Dziekan dekanatu przasnyskiego ks. kan. Franciszek Różański wyraził ogromną radość z przybycia tak wielu młodych ludzi. Nawiązując do haseł, jakie towarzyszyły Światowym Dniom Młodzieży w Kolonii Ksiądz Dziekan powiedział: „Przyszliśmy oddać Mu pokłon. Najpierw złożyć pokłon Jezusowi a potem św. Stanisławowi Kostce. Niech pobyt w Przasnyszu i Rostkowie, modlitwa i ta pielgrzymka ubogaci nas, byśmy wracali do domów, do szkół jako wierni przyjaciele Jezusa i naśladowcy św. Stanisława”.
Biskupa Romana oraz wszystkich pielgrzymów powitał również ks. kan. Janusz Kochański, dyrektor Wydziału Duszpasterskiego Kurii Diecezjalnej, który - jak co roku - czuwał nad sprawną organizacją i przygotowaniem całej uroczystości. Ksiądz Dyrektor podarował Biskupowi Romanowi identyfikator pielgrzyma (taki, jakie otrzymała młodzież), zawieszony na pasku z napisem „Pokolenie JPII”. Na odwrocie identyfikatora znalazła się modlitwa o beatyfikację Jana Pawła II.
W homilii Ksiądz Biskup podkreślał, że każdy człowiek, nawet ten najmłodszy zawsze powinien mieć swoje zdanie, a nie bezmyślnie naśladować innych. Biskup Roman zaznaczył, że powinniśmy mieć odwagę, by publicznie świadczyć o naszej wierze.
Ksiądz Biskup obrazowo wyjaśniał młodym prawdy wiary. Posługując się młodzieżowymi koszulkami (widniały na nich różne kontrowersyjne hasła) - takimi, jakie można dostać niemal w każdym sklepie, mówił: „Dlaczego ja te koszulki wam pokazuję? - Bo jacyś ludzie chcą przez te koszulki oddziaływać na człowieka.
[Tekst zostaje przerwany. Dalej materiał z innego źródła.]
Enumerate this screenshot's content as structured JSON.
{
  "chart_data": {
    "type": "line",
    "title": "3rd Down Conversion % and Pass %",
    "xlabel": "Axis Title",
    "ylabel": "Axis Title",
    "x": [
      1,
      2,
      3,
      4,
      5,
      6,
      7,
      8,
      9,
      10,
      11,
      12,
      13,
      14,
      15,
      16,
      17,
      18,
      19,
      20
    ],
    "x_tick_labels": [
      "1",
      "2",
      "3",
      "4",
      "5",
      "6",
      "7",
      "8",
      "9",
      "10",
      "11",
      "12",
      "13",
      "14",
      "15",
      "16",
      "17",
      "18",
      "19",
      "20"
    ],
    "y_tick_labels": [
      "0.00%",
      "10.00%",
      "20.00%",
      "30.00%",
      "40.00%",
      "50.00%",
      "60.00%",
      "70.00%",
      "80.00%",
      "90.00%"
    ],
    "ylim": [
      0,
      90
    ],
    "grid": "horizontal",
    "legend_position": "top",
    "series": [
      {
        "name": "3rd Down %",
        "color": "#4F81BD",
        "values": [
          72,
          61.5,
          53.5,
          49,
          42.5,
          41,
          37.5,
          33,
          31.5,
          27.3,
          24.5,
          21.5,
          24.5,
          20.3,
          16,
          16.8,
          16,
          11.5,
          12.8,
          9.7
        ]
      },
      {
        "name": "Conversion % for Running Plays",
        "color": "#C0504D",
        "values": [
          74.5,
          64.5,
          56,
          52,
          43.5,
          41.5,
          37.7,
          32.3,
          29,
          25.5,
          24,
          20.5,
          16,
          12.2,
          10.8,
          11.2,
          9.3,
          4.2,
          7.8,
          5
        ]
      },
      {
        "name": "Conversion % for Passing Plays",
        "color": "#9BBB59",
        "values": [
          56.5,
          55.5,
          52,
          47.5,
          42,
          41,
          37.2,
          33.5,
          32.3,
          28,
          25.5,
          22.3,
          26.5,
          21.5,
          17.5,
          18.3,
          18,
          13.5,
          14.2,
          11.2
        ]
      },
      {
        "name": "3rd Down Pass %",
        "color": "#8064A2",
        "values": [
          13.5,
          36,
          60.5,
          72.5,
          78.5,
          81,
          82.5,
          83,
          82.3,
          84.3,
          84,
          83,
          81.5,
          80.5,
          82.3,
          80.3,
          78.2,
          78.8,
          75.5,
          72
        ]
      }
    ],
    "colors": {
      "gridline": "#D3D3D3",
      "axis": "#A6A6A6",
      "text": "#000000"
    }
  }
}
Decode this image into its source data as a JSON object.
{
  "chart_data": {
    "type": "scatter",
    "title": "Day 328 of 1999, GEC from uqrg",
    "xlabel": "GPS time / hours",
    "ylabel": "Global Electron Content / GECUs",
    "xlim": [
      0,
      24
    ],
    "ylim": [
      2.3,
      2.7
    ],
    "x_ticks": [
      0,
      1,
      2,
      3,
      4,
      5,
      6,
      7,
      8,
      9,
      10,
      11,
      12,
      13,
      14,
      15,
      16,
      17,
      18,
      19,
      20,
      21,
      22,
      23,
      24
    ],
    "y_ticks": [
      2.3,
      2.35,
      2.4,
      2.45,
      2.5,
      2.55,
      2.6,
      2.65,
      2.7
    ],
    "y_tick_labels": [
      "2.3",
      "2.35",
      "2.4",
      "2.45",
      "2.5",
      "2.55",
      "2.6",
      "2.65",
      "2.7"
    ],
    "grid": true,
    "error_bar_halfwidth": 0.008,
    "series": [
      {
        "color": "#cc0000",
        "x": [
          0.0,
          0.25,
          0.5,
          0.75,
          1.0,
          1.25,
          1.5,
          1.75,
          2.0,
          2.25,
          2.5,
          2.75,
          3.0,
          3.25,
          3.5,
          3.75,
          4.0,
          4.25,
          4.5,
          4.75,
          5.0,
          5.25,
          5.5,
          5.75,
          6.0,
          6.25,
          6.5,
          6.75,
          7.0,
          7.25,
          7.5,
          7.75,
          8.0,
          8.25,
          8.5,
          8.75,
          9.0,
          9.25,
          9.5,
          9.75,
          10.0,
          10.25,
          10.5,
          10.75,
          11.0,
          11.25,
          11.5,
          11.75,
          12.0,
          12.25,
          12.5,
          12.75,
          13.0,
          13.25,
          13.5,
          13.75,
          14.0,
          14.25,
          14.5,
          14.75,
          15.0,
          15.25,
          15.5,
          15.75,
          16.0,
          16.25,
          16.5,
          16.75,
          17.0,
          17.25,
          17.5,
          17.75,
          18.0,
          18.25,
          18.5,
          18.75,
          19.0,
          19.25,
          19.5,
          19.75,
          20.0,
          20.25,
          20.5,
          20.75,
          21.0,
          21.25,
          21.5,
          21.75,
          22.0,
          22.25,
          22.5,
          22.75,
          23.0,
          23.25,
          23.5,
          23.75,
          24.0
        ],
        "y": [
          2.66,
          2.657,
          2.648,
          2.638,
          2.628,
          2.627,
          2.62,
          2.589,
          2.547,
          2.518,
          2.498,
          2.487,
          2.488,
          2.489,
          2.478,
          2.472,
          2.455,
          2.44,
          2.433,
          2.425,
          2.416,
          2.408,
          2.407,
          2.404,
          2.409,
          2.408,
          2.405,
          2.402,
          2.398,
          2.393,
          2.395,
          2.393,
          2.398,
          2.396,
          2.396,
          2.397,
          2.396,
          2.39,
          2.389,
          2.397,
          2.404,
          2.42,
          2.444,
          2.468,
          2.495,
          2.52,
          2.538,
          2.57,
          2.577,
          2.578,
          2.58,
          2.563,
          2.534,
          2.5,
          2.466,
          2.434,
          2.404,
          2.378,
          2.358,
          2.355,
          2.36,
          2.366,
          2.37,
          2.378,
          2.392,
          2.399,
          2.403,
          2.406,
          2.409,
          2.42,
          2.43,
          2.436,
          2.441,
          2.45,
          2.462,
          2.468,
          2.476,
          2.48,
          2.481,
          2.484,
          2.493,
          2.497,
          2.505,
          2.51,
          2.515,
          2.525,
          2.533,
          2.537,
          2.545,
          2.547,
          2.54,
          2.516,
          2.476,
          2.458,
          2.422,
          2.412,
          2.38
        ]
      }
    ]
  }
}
Chcą, żeby człowiek to, co tu jest napisane przyjął za swoje, żeby się z tym utożsamiał, żeby taki był. A czy te napisy służą wychowaniu człowieka, czy uczą czegoś mądrego, szlachetnego? Chcę wam powiedzieć, że moim zdaniem, jeśli ktoś kupuje takie koszulki, chodzi w nich, jest takim słupem ogłoszeniowym. Bo taki słup jest martwy, nie krzyczy, nie buntuje się, wszystko przyjmuje”.
Na zakończenie homilii Ksiądz Biskup wskazał jednego z ministrantów ubranego w koszulkę z hasłem św. Stanisława Kostki: „Do wyższych rzeczy jestem stworzony”. „Każdy młody chrześcijanin może tę koszulkę nie tylko śmiało nosić, ale także powinien - tak jak św. Stanisław - według takich słów żyć” - mówił Ksiądz Biskup.
Po Mszy św. w 16 grupach młodzi ze śpiewem na ustach przeszli do Rostkowa, miejsca urodzenia św. Stanisława.
Chęć zabawy nie opuszczała pielgrzymów. Tylko nieliczni, najbardziej utrudzeni gorącem i przebytą drogą chowali się w cieniu drzew. Przybywających pielgrzymów witał klerycki zespół „Hodos”, który jak co roku swoim śpiewem i muzyką porywał nie tylko do czynnego włączania się w śpiew, lecz nawet do tańca.
Równie radośnie został przywitany tegoroczny gość - zespół z Wrocławia „40 i 30 na 70”, któremu szybko udało się porwać młodych do zabawy. Na zakończenie koncertu, który sądząc po dobrze bawiącej się młodzieży, bardzo się podobał, członkowie wrocławskiego zespołu rozdawali wielu chętnym autografy.